Take a `""_6^14"C"` emission nuclear reaction:

\[\ce{^223_88Ra -> ^209_82Pb + ^14_6C}\]

We know that:

Mass of `""_88^223"Ra"` m_{1} = 223.01850 u

Mass of `""_82^209"Pb"` m_{2} = 208.98107 u

Mass of `""_6^14"C"`, m_{3} = 14.00324 u

Hence, the Q-value of the reaction is given as:

Q = (m_{1} − m_{2} − m_{3}) c^{2}

= (223.01850 − 208.98107 − 14.00324) c^{2}

= (0.03419 c^{2}) u

But 1 u = 931.5 MeV/c^{2}

∴ Q = 0.03419 × 931.5

= 31.848 MeV

Hence, the Q-value of the nuclear reaction is 31.848 MeV. Since the value is positive, the reaction is energetically allowed.

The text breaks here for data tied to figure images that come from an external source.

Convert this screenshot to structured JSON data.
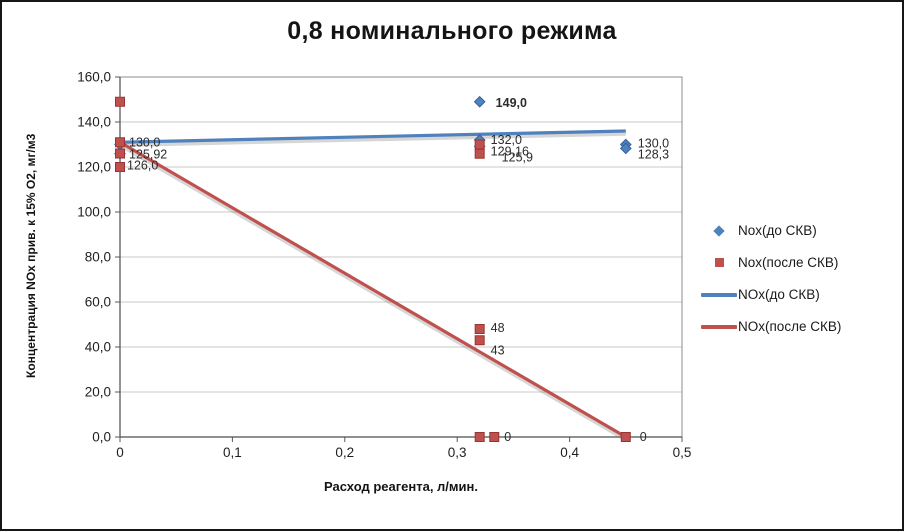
{
  "chart_data": {
    "type": "scatter",
    "title": "0,8 номинального режима",
    "xlabel": "Расход реагента, л/мин.",
    "ylabel": "Концентрация NOx прив. к 15% O2, мг/м3",
    "xlim": [
      0,
      0.5
    ],
    "ylim": [
      0,
      160
    ],
    "grid": "horizontal",
    "legend_position": "right",
    "x_ticks": [
      {
        "v": 0,
        "label": "0"
      },
      {
        "v": 0.1,
        "label": "0,1"
      },
      {
        "v": 0.2,
        "label": "0,2"
      },
      {
        "v": 0.3,
        "label": "0,3"
      },
      {
        "v": 0.4,
        "label": "0,4"
      },
      {
        "v": 0.5,
        "label": "0,5"
      }
    ],
    "y_ticks": [
      {
        "v": 160,
        "label": "160,0"
      },
      {
        "v": 140,
        "label": "140,0"
      },
      {
        "v": 120,
        "label": "120,0"
      },
      {
        "v": 100,
        "label": "100,0"
      },
      {
        "v": 80,
        "label": "80,0"
      },
      {
        "v": 60,
        "label": "60,0"
      },
      {
        "v": 40,
        "label": "40,0"
      },
      {
        "v": 20,
        "label": "20,0"
      },
      {
        "v": 0,
        "label": "0,0"
      }
    ],
    "scatter_series": [
      {
        "name": "Nox(до СКВ)",
        "marker": "diamond",
        "color": "#4f81bd",
        "edge": "#38609a",
        "points": [
          {
            "x": 0,
            "y": 130.0,
            "label": "130,0",
            "off": [
              9,
              2
            ]
          },
          {
            "x": 0,
            "y": 125.92,
            "label": "125,92",
            "off": [
              9,
              5
            ]
          },
          {
            "x": 0.32,
            "y": 149.0,
            "label": "149,0",
            "off": [
              16,
              5
            ],
            "bold": true
          },
          {
            "x": 0.32,
            "y": 132.0,
            "label": "132,0",
            "off": [
              11,
              4
            ]
          },
          {
            "x": 0.32,
            "y": 129.16,
            "label": "129,16",
            "off": [
              11,
              9
            ]
          },
          {
            "x": 0.45,
            "y": 130.0,
            "label": "130,0",
            "off": [
              12,
              3
            ]
          },
          {
            "x": 0.45,
            "y": 128.3,
            "label": "128,3",
            "off": [
              12,
              10
            ]
          }
        ]
      },
      {
        "name": "Nox(после СКВ)",
        "marker": "square",
        "color": "#c0504d",
        "edge": "#963634",
        "points": [
          {
            "x": 0,
            "y": 149.0
          },
          {
            "x": 0,
            "y": 131.0
          },
          {
            "x": 0,
            "y": 126.0,
            "label": "126,0",
            "off": [
              7,
              16
            ]
          },
          {
            "x": 0,
            "y": 120.0
          },
          {
            "x": 0.32,
            "y": 130.0
          },
          {
            "x": 0.32,
            "y": 125.9,
            "label": "125,9",
            "off": [
              22,
              8
            ]
          },
          {
            "x": 0.32,
            "y": 48.0,
            "label": "48",
            "off": [
              11,
              3
            ]
          },
          {
            "x": 0.32,
            "y": 43.0,
            "label": "43",
            "off": [
              11,
              14
            ]
          },
          {
            "x": 0.32,
            "y": 0.0,
            "label": "0",
            "off": [
              10,
              4
            ]
          },
          {
            "x": 0.333,
            "y": 0.0,
            "label": "0",
            "off": [
              10,
              4
            ]
          },
          {
            "x": 0.45,
            "y": 0.0,
            "label": "0",
            "off": [
              14,
              4
            ]
          }
        ]
      }
    ],
    "line_series": [
      {
        "name": "NOx(до СКВ)",
        "color": "#4f81bd",
        "points": [
          [
            0,
            131
          ],
          [
            0.45,
            136
          ]
        ]
      },
      {
        "name": "NOx(после СКВ)",
        "color": "#c0504d",
        "points": [
          [
            0,
            131
          ],
          [
            0.45,
            0
          ]
        ]
      }
    ],
    "legend": [
      {
        "label": "Nox(до СКВ)",
        "marker": "diamond",
        "color": "#4f81bd"
      },
      {
        "label": "Nox(после СКВ)",
        "marker": "square",
        "color": "#c0504d"
      },
      {
        "label": "NOx(до СКВ)",
        "marker": "line",
        "color": "#4f81bd"
      },
      {
        "label": "NOx(после СКВ)",
        "marker": "line",
        "color": "#c0504d"
      }
    ]
  }
}
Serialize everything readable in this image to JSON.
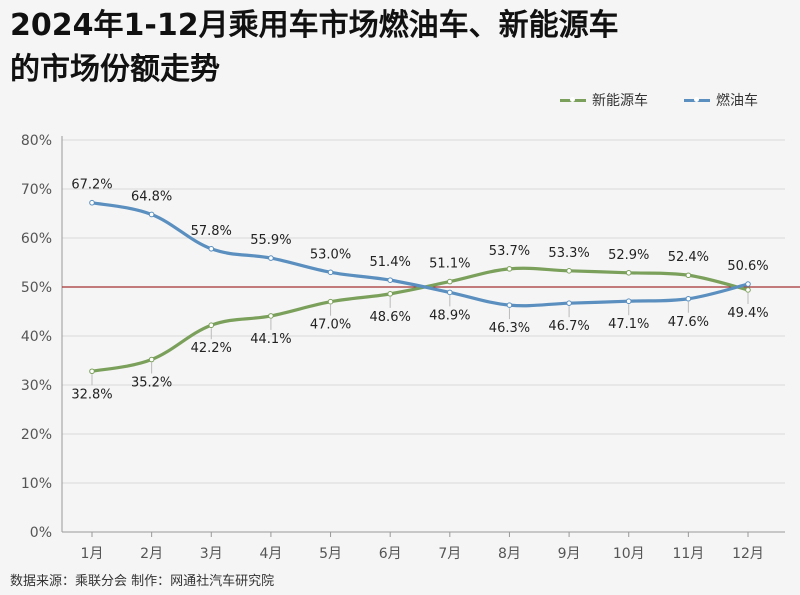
{
  "title": {
    "line1": "2024年1-12月乘用车市场燃油车、新能源车",
    "line2": "的市场份额走势"
  },
  "legend": {
    "nev_label": "新能源车",
    "fuel_label": "燃油车"
  },
  "source": "数据来源：乘联分会  制作：网通社汽车研究院",
  "colors": {
    "nev": "#7ba05b",
    "fuel": "#5a8fbf",
    "reference_line": "#a33030",
    "grid": "#d9d9d9"
  },
  "chart_data": {
    "type": "line",
    "categories": [
      "1月",
      "2月",
      "3月",
      "4月",
      "5月",
      "6月",
      "7月",
      "8月",
      "9月",
      "10月",
      "11月",
      "12月"
    ],
    "series": [
      {
        "name": "新能源车",
        "values": [
          32.8,
          35.2,
          42.2,
          44.1,
          47.0,
          48.6,
          51.1,
          53.7,
          53.3,
          52.9,
          52.4,
          49.4
        ],
        "labels": [
          "32.8%",
          "35.2%",
          "42.2%",
          "44.1%",
          "47.0%",
          "48.6%",
          "51.1%",
          "53.7%",
          "53.3%",
          "52.9%",
          "52.4%",
          "49.4%"
        ]
      },
      {
        "name": "燃油车",
        "values": [
          67.2,
          64.8,
          57.8,
          55.9,
          53.0,
          51.4,
          48.9,
          46.3,
          46.7,
          47.1,
          47.6,
          50.6
        ],
        "labels": [
          "67.2%",
          "64.8%",
          "57.8%",
          "55.9%",
          "53.0%",
          "51.4%",
          "48.9%",
          "46.3%",
          "46.7%",
          "47.1%",
          "47.6%",
          "50.6%"
        ]
      }
    ],
    "ylim": [
      0,
      80
    ],
    "yticks": [
      "0%",
      "10%",
      "20%",
      "30%",
      "40%",
      "50%",
      "60%",
      "70%",
      "80%"
    ],
    "reference_line": 50,
    "grid": true,
    "legend_position": "top-right"
  }
}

Now take a `""_2^4"He"` emission nuclear reaction:

\[\ce{^223_88 Ra -> ^219_86 Rn + ^4_2He}\]

We know that:

Mass of `""_88^223"Ra"`, m_{1} = 223.01850

Mass of `""_82^219"Rn"` m_{2} = 219.00948

Mass of `""_2^4"He"`, m_{3} = 4.00260

Q-value of this nuclear reaction is given as:

Q = (m_{1} − m_{2} − m_{3}) c^{2}

= (223.01850 − 219.00948 − 4.00260) C^{2}

= (0.00642 c^{2}) u

= 0.00642 × 931.5 = 5.98 MeV

Hence, the Q value of the second nuclear reaction is 5.98 MeV. Since the value is positive, the reaction is energetically allowed.